L’histoire derrière 'Le péril jaune soutient le pouvoir noir' et pourquoi certains le trouvent problématique

Des signes et des œuvres d’art portant le slogan « Le péril jaune soutient le pouvoir noir » ont commencé à apparaître lors de manifestations et sur les médias sociaux après la mort de George Floyd, un homme noir qui a été tué après qu’un policier de Minneapolis ait mis un genou à terre sur son cou.

Le slogan trouve ses racines dans les années 1960, et bien qu’il soit réapproprié par les Américains d’origine asiatique en signe de solidarité avec le mouvement Black Lives Matter, certains militants ont commencé à s’élever contre son utilisation aujourd’hui, affirmant qu’il détourne le mouvement en assimilant les luttes des Américains d’origine asiatique à celles des Noirs.

« Les fausses analogies finissent par nous attirer des ennuis », a déclaré Connie Wun, cofondatrice et directrice exécutive d’AAPI Women Lead à NBC Asian America. « Les communautés asiatiques américaines et noires peuvent se chevaucher, mais ces luttes ne sont pas analogues, et elles ne sont pas les mêmes. »

Le terme « péril jaune » est né dans les années 1800, lorsque des travailleurs chinois ont été amenés aux États-Unis pour remplacer les communautés noires émancipées comme source de main-d’œuvre bon marché.

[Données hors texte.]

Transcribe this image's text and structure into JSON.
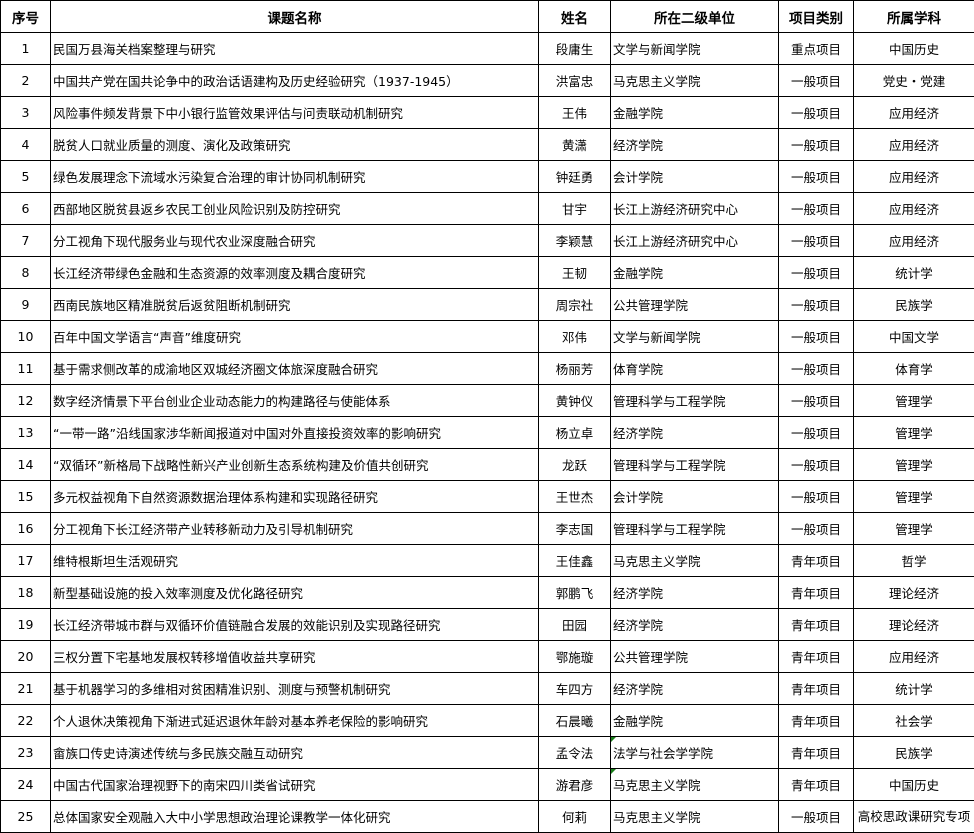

Les travailleurs chinois gagnaient moins que leurs homologues blancs, et ont également été victimes d’une réaction raciste des travailleurs blancs qui les considéraient comme une menace pour leur gagne-pain. Cette crainte a conduit à l’adoption de la loi d’exclusion des Chinois de 1882, la première loi à restreindre l’immigration en fonction de la race.

Mais dans les années 1960, les Américains d’origine asiatique ont tenté de se réapproprier le terme raciste et leur histoire. En particulier, les étudiants de couleur de l’Université d’État de San Francisco et de l’Université de Californie, Berkeley, ont formé une coalition appelée le Front de libération du tiers monde, appelant à une réforme du campus qui comprenait la création de classes d’études ethniques et la protestation contre la guerre du Vietnam.

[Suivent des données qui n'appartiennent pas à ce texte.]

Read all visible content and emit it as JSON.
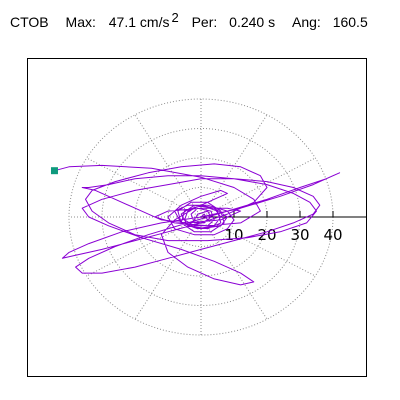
{
  "header": {
    "station": "CTOB",
    "max_label": "Max:",
    "max_value": "47.1 cm/s",
    "max_exponent": "2",
    "per_label": "Per:",
    "per_value": "0.240 s",
    "ang_label": "Ang:",
    "ang_value": "160.5"
  },
  "colors": {
    "trace": "#8a00d4",
    "marker": "#0f9a7d",
    "grid": "#8c8c8c",
    "frame": "#000000"
  },
  "chart_data": {
    "type": "polar-particle-motion",
    "radial_ticks": [
      "10",
      "20",
      "30",
      "40"
    ],
    "radial_tick_values": [
      10,
      20,
      30,
      40
    ],
    "max_radius": 40,
    "angular_grid_step_deg": 30,
    "grid": true,
    "max_amplitude": 47.1,
    "period_s": 0.24,
    "angle_deg": 160.5,
    "start_point": {
      "x": -44.4,
      "y": 15.7
    },
    "trace": [
      [
        -44.4,
        15.7
      ],
      [
        -40,
        17
      ],
      [
        -30,
        17.5
      ],
      [
        -15,
        16.5
      ],
      [
        0,
        13.5
      ],
      [
        10,
        10
      ],
      [
        16,
        6
      ],
      [
        18,
        2
      ],
      [
        12,
        -2
      ],
      [
        2,
        -3
      ],
      [
        -8,
        -2
      ],
      [
        -14,
        0
      ],
      [
        -10,
        2
      ],
      [
        0,
        3
      ],
      [
        8,
        3
      ],
      [
        12,
        2
      ],
      [
        6,
        -1
      ],
      [
        -4,
        -2
      ],
      [
        -12,
        -1
      ],
      [
        -18,
        2
      ],
      [
        -26,
        6
      ],
      [
        -32,
        9
      ],
      [
        -36,
        10
      ],
      [
        -34,
        10
      ],
      [
        -28,
        11
      ],
      [
        -20,
        13
      ],
      [
        -10,
        14
      ],
      [
        0,
        14
      ],
      [
        10,
        13
      ],
      [
        20,
        11
      ],
      [
        28,
        8
      ],
      [
        33,
        5
      ],
      [
        35,
        2
      ],
      [
        32,
        -2
      ],
      [
        24,
        -5
      ],
      [
        14,
        -7
      ],
      [
        2,
        -8
      ],
      [
        -10,
        -8
      ],
      [
        -20,
        -6
      ],
      [
        -28,
        -2
      ],
      [
        -33,
        2
      ],
      [
        -35,
        6
      ],
      [
        -33,
        9
      ],
      [
        -26,
        12
      ],
      [
        -16,
        15
      ],
      [
        -6,
        17
      ],
      [
        4,
        18
      ],
      [
        12,
        17
      ],
      [
        18,
        14
      ],
      [
        20,
        10
      ],
      [
        16,
        5
      ],
      [
        8,
        1
      ],
      [
        0,
        -2
      ],
      [
        -10,
        -5
      ],
      [
        -20,
        -8
      ],
      [
        -30,
        -11
      ],
      [
        -38,
        -13
      ],
      [
        -42,
        -14
      ],
      [
        -40,
        -12
      ],
      [
        -34,
        -9
      ],
      [
        -24,
        -5
      ],
      [
        -12,
        -2
      ],
      [
        0,
        0
      ],
      [
        12,
        3
      ],
      [
        24,
        7
      ],
      [
        34,
        11
      ],
      [
        40,
        14
      ],
      [
        42,
        15
      ],
      [
        38,
        13
      ],
      [
        30,
        10
      ],
      [
        20,
        6
      ],
      [
        8,
        2
      ],
      [
        -4,
        -2
      ],
      [
        -16,
        -6
      ],
      [
        -26,
        -10
      ],
      [
        -34,
        -14
      ],
      [
        -38,
        -17
      ],
      [
        -36,
        -19
      ],
      [
        -30,
        -19
      ],
      [
        -20,
        -17
      ],
      [
        -10,
        -14
      ],
      [
        0,
        -11
      ],
      [
        10,
        -8
      ],
      [
        20,
        -5
      ],
      [
        28,
        -2
      ],
      [
        34,
        1
      ],
      [
        36,
        4
      ],
      [
        34,
        7
      ],
      [
        28,
        10
      ],
      [
        20,
        12
      ],
      [
        10,
        13
      ],
      [
        0,
        13
      ],
      [
        -10,
        11
      ],
      [
        -20,
        9
      ],
      [
        -30,
        6
      ],
      [
        -36,
        3
      ],
      [
        -34,
        0
      ],
      [
        -28,
        -3
      ],
      [
        -18,
        -7
      ],
      [
        -6,
        -11
      ],
      [
        4,
        -15
      ],
      [
        12,
        -19
      ],
      [
        16,
        -22
      ],
      [
        12,
        -23
      ],
      [
        4,
        -21
      ],
      [
        -4,
        -17
      ],
      [
        -10,
        -12
      ],
      [
        -12,
        -6
      ],
      [
        -8,
        -1
      ],
      [
        -2,
        3
      ],
      [
        4,
        6
      ],
      [
        8,
        8
      ],
      [
        6,
        9
      ],
      [
        0,
        7
      ],
      [
        -6,
        4
      ],
      [
        -10,
        0
      ],
      [
        -8,
        -4
      ],
      [
        -2,
        -6
      ],
      [
        4,
        -6
      ],
      [
        8,
        -4
      ],
      [
        10,
        -1
      ],
      [
        8,
        2
      ],
      [
        2,
        4
      ],
      [
        -4,
        4
      ],
      [
        -8,
        2
      ],
      [
        -6,
        -2
      ],
      [
        0,
        -4
      ],
      [
        6,
        -3
      ],
      [
        8,
        0
      ],
      [
        4,
        3
      ],
      [
        -2,
        4
      ],
      [
        -6,
        1
      ],
      [
        -4,
        -3
      ],
      [
        2,
        -4
      ],
      [
        6,
        -2
      ],
      [
        5,
        2
      ],
      [
        0,
        4
      ],
      [
        -5,
        2
      ],
      [
        -6,
        -2
      ],
      [
        -2,
        -5
      ],
      [
        3,
        -5
      ],
      [
        7,
        -2
      ],
      [
        6,
        2
      ],
      [
        2,
        5
      ],
      [
        -3,
        5
      ],
      [
        -7,
        2
      ],
      [
        -6,
        -2
      ],
      [
        -1,
        -4
      ],
      [
        4,
        -3
      ],
      [
        6,
        0
      ],
      [
        4,
        3
      ],
      [
        0,
        4
      ],
      [
        -4,
        2
      ],
      [
        -5,
        -1
      ],
      [
        -2,
        -3
      ],
      [
        2,
        -3
      ],
      [
        4,
        -1
      ],
      [
        3,
        2
      ],
      [
        -1,
        3
      ],
      [
        -3,
        1
      ],
      [
        -2,
        -2
      ],
      [
        1,
        -2
      ],
      [
        3,
        0
      ],
      [
        2,
        2
      ],
      [
        -1,
        1
      ],
      [
        -2,
        -1
      ],
      [
        0,
        -2
      ],
      [
        2,
        -1
      ],
      [
        1,
        1
      ],
      [
        0,
        0
      ]
    ]
  }
}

« Le péril jaune soutient le pouvoir noir » est le plus souvent associé à une photo en noir et blanc prise en 1969 lors d’un rassemblement à Oakland, en Californie, soutenant Huey Newton, cofondateur du Black Panther Party, qui avait été arrêté pour avoir tué un policier. (L’autre cofondateur était Bobby Seale.)

Sur la photo, la pancarte est tenue par le militant américano-japonais Richard Aoki, qui a rejoint le Black Panther Party à ses débuts et a fini par gravir les échelons pour devenir maréchal de terrain, ce qui fait de lui le seul Américain d’origine asiatique à occuper un rôle de direction dans l’organisation. Il est également connu comme la personne qui a été la première à fournir au Black Panther Party des armes à feu de sa collection personnelle pour les utiliser lors des patrouilles.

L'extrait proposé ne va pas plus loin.